Он обдерет их и заработает денег. Дайте ему телефон. Им как раз не хватает шестнадцатого. Ланч, гостиница и совместные увеселения не требуются. Не одолжит ли Марго ему тысячу долларов? — взнос в призовой фонд. — Она пожимает плечами: конечно, пожалуйста. А что, он играет в шахматы? — Да, было дело.
Вечером запирает дверь — чтоб Марго не зашла, пока он звонит матери. В Москве утро. Как отец? — Вот, бульона поел. — Он злится на мать — какой бульон? Словно разделяющее их расстояние обязывает говорить лишь о жизни и смерти. Что он хочет услышать? После той, большой, новости — операция хоть и показана, да только вас никто не возьмет, — больного и его близких ожидает множество мелких радостей: бульона поел, дошел до уборной самостоятельно, попросил почитать ему вслух. — Что, приехать? — Нет, — просит мама, — не приезжай пока. — Отец догадается, что Матвей приехал его хоронить.
Подготовка к турниру сводится в основном к изучению партий последних лет — вот уж не думал он возвращаться к этому. Жалко, даже в библиотеке совсем нету книг по-русски: шахматы — редкая область, где мы все еще впереди. Матвей догадывается об уровне тех, с кем ему предстоит играть, но, мало ли, объявится среди них какой-нибудь жадный до денег русский. Единственным русским, однако, оказывается он сам.
Сильный соперник попался ему в первом туре. Часы пущены, партия началась, у Матвея белые. Матвей надолго задумывается, опускает руки под стол, унимает дрожь: он не притрагивался к фигурам уже восемь лет. Крепыш Дон играет добротно, честно, в том же духе, что сам Матвей.
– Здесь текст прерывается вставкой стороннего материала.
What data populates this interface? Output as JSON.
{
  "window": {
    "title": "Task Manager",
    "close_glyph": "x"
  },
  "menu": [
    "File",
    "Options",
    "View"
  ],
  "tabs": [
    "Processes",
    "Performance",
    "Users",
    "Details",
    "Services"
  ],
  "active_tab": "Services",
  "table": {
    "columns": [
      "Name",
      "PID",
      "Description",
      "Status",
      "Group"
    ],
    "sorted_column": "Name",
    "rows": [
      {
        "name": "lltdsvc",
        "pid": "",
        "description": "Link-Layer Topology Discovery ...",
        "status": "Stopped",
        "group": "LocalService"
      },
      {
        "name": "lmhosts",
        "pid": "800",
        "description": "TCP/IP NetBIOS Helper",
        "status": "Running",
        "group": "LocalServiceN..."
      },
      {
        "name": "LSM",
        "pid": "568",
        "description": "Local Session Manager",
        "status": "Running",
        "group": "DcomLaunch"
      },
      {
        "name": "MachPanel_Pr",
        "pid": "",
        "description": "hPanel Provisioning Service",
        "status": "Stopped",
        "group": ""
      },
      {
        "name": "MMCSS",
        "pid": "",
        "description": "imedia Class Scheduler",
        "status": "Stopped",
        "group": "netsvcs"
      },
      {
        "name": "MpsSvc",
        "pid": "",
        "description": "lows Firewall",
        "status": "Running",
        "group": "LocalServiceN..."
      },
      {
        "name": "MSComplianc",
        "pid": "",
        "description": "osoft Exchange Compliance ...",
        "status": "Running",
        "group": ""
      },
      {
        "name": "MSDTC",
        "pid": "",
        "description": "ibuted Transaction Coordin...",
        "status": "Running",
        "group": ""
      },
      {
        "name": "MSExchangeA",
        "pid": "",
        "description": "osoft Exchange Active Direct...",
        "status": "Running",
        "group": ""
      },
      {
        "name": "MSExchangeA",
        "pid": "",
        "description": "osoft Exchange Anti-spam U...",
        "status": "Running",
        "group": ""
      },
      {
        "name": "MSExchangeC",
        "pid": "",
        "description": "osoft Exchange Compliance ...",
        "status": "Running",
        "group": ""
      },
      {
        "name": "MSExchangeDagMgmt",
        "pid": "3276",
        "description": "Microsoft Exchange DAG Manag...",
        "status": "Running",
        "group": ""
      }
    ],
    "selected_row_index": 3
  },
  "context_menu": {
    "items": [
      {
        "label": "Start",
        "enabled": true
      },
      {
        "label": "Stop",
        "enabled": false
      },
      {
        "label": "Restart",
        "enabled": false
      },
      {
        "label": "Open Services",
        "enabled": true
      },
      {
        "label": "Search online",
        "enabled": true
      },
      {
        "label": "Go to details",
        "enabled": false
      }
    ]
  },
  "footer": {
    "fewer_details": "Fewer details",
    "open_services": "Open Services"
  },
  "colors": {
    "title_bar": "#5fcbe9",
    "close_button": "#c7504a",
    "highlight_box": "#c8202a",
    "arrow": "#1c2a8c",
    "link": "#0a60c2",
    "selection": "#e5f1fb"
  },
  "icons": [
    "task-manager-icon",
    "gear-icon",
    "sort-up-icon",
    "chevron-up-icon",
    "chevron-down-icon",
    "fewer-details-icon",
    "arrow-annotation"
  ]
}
Почти уравнял и, если б считал лучше, не напутал в вариантах, сделал бы ничью — в какой-то момент казалось, что черные стоят не хуже.
Матвей играет первую партию, не вставая с места. После победы — воодушевлен, голоден, за еду и прочее им не плачено, никто бы не возражал, но неловко их объедать. Марго за ним заезжает, везет обедать, она не знала Матвея таким активным, живым. Но во втором туре он уже легко побеждает соперника, смотрит за игрой на соседних столиках и чувствует себя хищником в обществе оранжерейных птиц.